Stella Negroponte welcomed us for coffee. A ritual best understood in the
Nine-
teen
Fif
-ties, even in our relatively booze-unfueled house, bikini girl, as setting out a half dozen cups of interesting liquid for guests to observe as they went on drinking. Everyone was cheerful, a monochrome-shirted (for once!) Addison included. Drunk or sober, the den was his favorite room.

“Do you know this story, Noah?” he drawled. “As Pushkin lay dying, he was asked whether he cared to say goodbye to his friends.”

“No, I don’t. Did he?”

“Yes and no.
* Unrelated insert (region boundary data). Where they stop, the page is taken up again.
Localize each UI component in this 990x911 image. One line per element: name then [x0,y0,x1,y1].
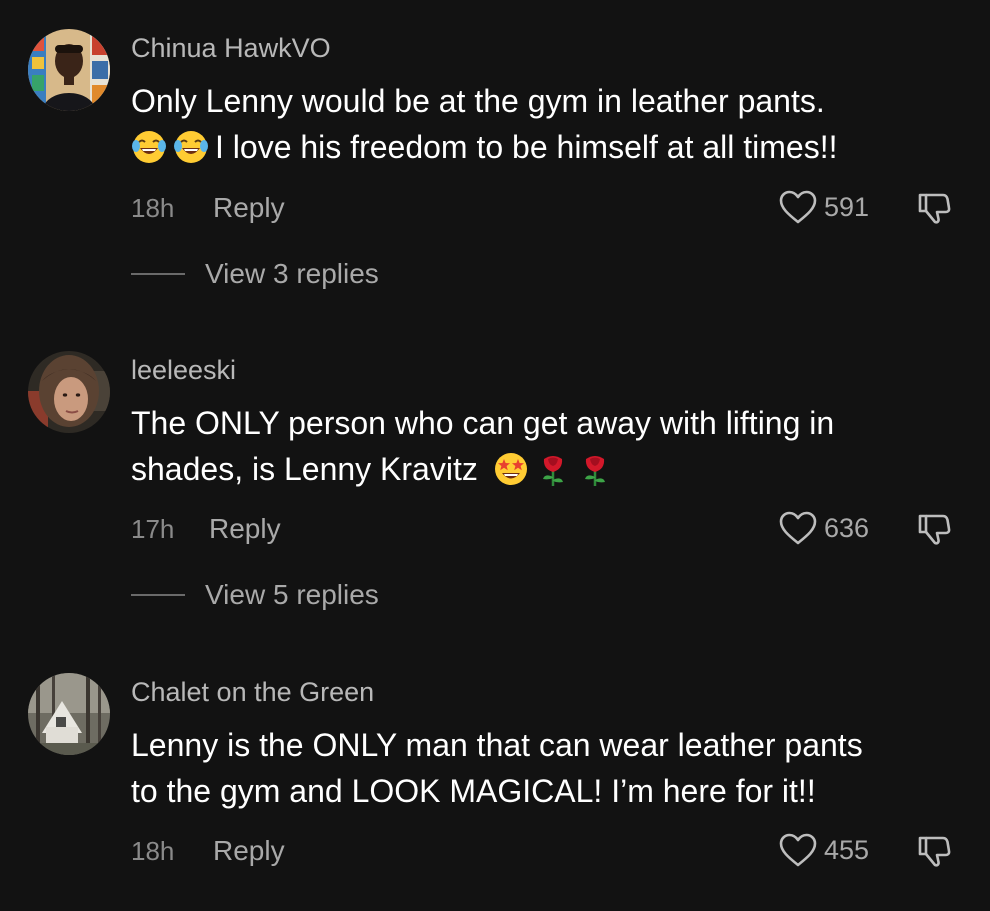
avatar-photo-icon [28,673,110,755]
heart-outline-icon [779,511,817,545]
comment-text-line: shades, is Lenny Kravitz [131,446,971,492]
dislike-button[interactable] [915,189,953,227]
comment-text-segment: shades, is Lenny Kravitz [131,451,478,487]
view-replies-label: View 5 replies [205,579,379,610]
comment-username[interactable]: Chalet on the Green [131,677,374,708]
view-replies-button[interactable]: View 3 replies [131,258,379,290]
like-count: 636 [824,512,870,543]
comment-timestamp: 18h [131,193,175,223]
star-struck-emoji [493,451,529,487]
avatar[interactable] [28,673,110,755]
divider-line [131,594,185,596]
like-button[interactable]: 591 [778,189,869,225]
reply-button[interactable]: Reply [209,513,281,545]
thumbs-down-icon [918,193,951,224]
comment-text: The ONLY person who can get away with li… [131,400,971,492]
rose-emoji [577,451,613,487]
dislike-button[interactable] [915,510,953,548]
like-count: 591 [824,191,870,222]
rose-emoji [535,451,571,487]
thumbs-down-icon [918,836,951,867]
heart-outline-icon [779,190,817,224]
view-replies-label: View 3 replies [205,258,379,289]
face-with-tears-of-joy-emoji [131,129,167,165]
comment-timestamp: 17h [131,514,175,544]
dislike-button[interactable] [915,832,953,870]
reply-button[interactable]: Reply [213,835,285,867]
comment-text: Only Lenny would be at the gym in leathe… [131,78,971,170]
avatar-photo-icon [28,351,110,433]
like-count: 455 [824,834,870,865]
reply-button[interactable]: Reply [213,192,285,224]
view-replies-button[interactable]: View 5 replies [131,579,379,611]
comment-text-line: The ONLY person who can get away with li… [131,405,835,441]
comment-text-line: to the gym and LOOK MAGICAL! I’m here fo… [131,773,816,809]
comment-text: Lenny is the ONLY man that can wear leat… [131,722,971,814]
comment-text-line: I love his freedom to be himself at all … [131,124,971,170]
comment-timestamp: 18h [131,836,175,866]
avatar-photo-icon [28,29,110,111]
comment-text-line: Only Lenny would be at the gym in leathe… [131,83,825,119]
comment-text-line: Lenny is the ONLY man that can wear leat… [131,727,863,763]
avatar[interactable] [28,29,110,111]
face-with-tears-of-joy-emoji [173,129,209,165]
avatar[interactable] [28,351,110,433]
divider-line [131,273,185,275]
like-button[interactable]: 636 [778,510,869,546]
like-button[interactable]: 455 [778,832,869,868]
thumbs-down-icon [918,514,951,545]
comment-text-segment: I love his freedom to be himself at all … [215,129,838,165]
heart-outline-icon [779,833,817,867]
comment-username[interactable]: leeleeski [131,355,236,386]
comment-username[interactable]: Chinua HawkVO [131,33,331,64]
Looking up at his bookshelves, that great poet called feebly, ‘Farewell, friends.’ But whenever I walk in here and look up at your proud towers, I feel I should say ‘Hello, children!’ instead.”

“Feel free to borrow whatever you like. I’ll be pleased,” Gerson said. “I’m done with them.”

“No, no! Just admiring. Damned good improvement on the real brats we’ve got to meet. Oh, Jake—so sorry.”

“Not at all,” said Jake. “It’s been ten years. Has it really? Yes. The tree I planted for David in Jerusalem must already be taller than I am. It was around Sharon’s size then, probably what made me pick it. Something familiar.” He smiled.

“Oh, that’s nice! Maybe I should disguise myself as a rosebush,” Eve said. Legs tucked and a propping thumb and forefinger inviting us to guess where the picture frame’s other half was, she’d turned a couch into her boudoir as usual. “
Then
Addison might write a poem about me. Damn you! I’m nature, too.”